De rechtbank doet zonder zitting uitspraak op het verzoek om proceskostenveroordeling en wijst dit verzoek af. De rechtbank legt uit dat wanneer een beroep wordt ingetrokken omdat het bestuursorgaan tegemoet is gekomen aan de indiener, de bestuursrechter op verzoek van de indiener het bestuursorgaan kan veroordelen in de proceskosten.
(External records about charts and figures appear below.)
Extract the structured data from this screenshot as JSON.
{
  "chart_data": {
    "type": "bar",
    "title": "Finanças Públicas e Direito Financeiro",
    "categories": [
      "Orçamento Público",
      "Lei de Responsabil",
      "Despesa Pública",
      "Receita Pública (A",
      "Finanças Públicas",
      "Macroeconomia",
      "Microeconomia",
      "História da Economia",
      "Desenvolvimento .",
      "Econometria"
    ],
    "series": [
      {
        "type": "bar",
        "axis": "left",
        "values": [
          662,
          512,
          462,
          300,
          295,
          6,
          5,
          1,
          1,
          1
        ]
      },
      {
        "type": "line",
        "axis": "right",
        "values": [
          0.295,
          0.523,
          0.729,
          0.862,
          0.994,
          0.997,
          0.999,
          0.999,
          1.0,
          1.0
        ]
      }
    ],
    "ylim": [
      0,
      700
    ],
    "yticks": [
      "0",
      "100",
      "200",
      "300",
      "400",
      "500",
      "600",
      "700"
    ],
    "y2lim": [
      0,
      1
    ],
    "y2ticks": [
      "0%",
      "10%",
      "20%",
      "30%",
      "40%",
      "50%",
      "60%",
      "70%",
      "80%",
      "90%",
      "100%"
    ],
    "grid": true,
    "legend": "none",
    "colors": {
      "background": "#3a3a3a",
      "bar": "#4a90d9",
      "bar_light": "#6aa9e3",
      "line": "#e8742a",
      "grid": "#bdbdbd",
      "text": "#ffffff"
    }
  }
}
De rechtbank moet echter beoordelen of de Staatssecretaris daadwerkelijk geheel of gedeeltelijk aan de verzoeker is tegemoetgekomen.
De rechtbank concludeert dat de Staatssecretaris op 7 november 2023 een besluit heeft genomen op de mvv-aanvraag van de verzoeker, waarmee de Staatssecretaris tegemoet is gekomen aan het beroep. Desondanks bestaat er geen aanleiding voor een proceskostenveroordeling, omdat het beroepschrift niet is ingediend door een derde die beroepsmatig rechtsbijstand verleent en er verder geen proceskosten zijn die voor vergoeding in aanmerking komen. De rechtbank wijst het verzoek als kennelijk ongegrond af, maar wijst er wel op dat de Staatssecretaris verplicht is het door verzoeker betaalde griffierecht van € 184,- te vergoeden. Verzoeker moet zich hiervoor tot de Staatssecretaris wenden.